U.S. announces charges against alleged Hezbollah member in 1994 bombing

UPI
Poster distributed in 2006 by Argentinean Federal Prosecutor Alberto Nisman, who was in charge of the 1994 Asociaión Mutual Israelita Argentina building bombing investigation. File Photo by Cezaro De Luca/EPA-EFE

Dec. 20 (UPI) -- An alleged member of Hezbollah is facing terrorism charges for allegedly helping plan a bombing of a Jewish community center in Buenos Aires in 1994.

Samuel Salman El Reda, 58, allegedly had a role in leading "decades of terrorist activity," the U.S. Justice Department announced Wednesday in a news release. The bombing at the Asociaión Mutual Israelita Argentina building led to the deaths of 85 people.

Federal prosecutors have accused El Reda, a dual Columbian-Lebanese citizen, of relaying information to operatives of Hezbollah's Islamic Jihad Organization during the planning and execution of the attack. El Reda was previously implicated in a 2013 report by an Argentine prosecutor.

"In or about May 2009, El Reda instructed an IJO operative to travel to Thailand to help destroy a cache of ammonium nitrate and other explosive materials that the IJO believed was under law enforcement surveillance," the news release reads.

"In or about February 2011, El Reda instructed an IJO operative to travel to Panama to surveil the Panama Canal and Embassies maintained by the United States and Israel, and in or about January 2012, El Reda instructed an IJO operative to travel again to Panama to conduct additional pre-operational surveillance."

Hezbollah is a major political party in Lebanon with a militant component that is considered a terrorist organization by the United States, a significant ally of Israel. The group was borne from Israel's invasion of Lebanon in 1982 and seeks to defend Lebanon from what it views as continued Israeli aggression. Over the years, it has carried out attacks that have been largely condemned as terrorism against Israel, the United States and their allies -- including the 1994 bombing.

The announcement of the charges comes amid the recent war in Gaza between Israeli forces and Hamas, a militant and political group in Palestine.

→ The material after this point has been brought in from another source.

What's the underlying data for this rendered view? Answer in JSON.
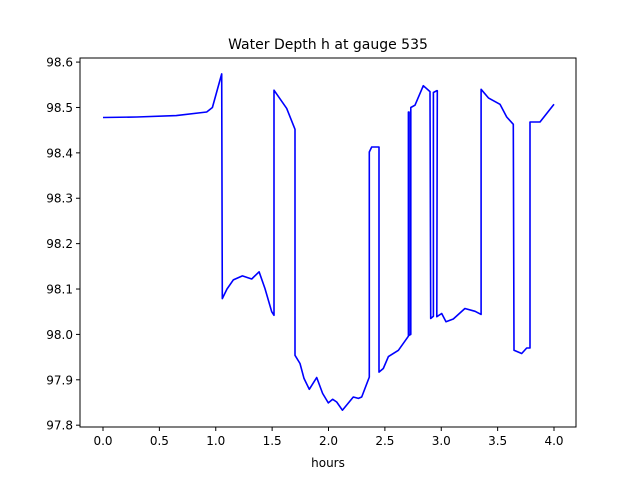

It was not clear if the timing of the charges against El Reda is related to the Gaza conflict in any way.

"Nearly three decades ago, long-time Hezbollah terrorist operative Samuel Salman El Reda allegedly helped plan and execute the heinous attack on a Buenos Aires Jewish community center that murdered 85 innocent people and injured countless others," said Assistant Attorney General Matthew G. Olsen in a statement.

"This indictment serves as a message to those who engage in acts of terror: that the Justice Department's memory is long, and we will not relent in our efforts to bring them to justice."

The Justice Department news release announcing the charges was uncharacteristically long, dedicating its word count not to detailing the charges against El Reda, but describing the broader history of Hezbollah and its "numerous terrorist attacks" in vague detail.

A copy of the indictment, itself, also was light on details but said that El Reda allegedly had connections to Mohsen Rabbani, a prominent Shia cleric and Iranian diplomat who allegedly planned the attack, and Assad Ahmad Barakat, a Hezbollah financier.

The indictment also said that El Reda allegedly made calls from pay phones in Buenos Aires to a cellphone in the name of "Andre Marques" and was allegedly identified by IJO operative Mohammed Ghaleb Hamdar after his own arrest in Peru.

El Reda's charges include providing material support to a designated foreign terrorist organization and conspiring to provide material support to a designated foreign terrorist organization, each of which carries a maximum sentence of 20 years in prison, among other charges.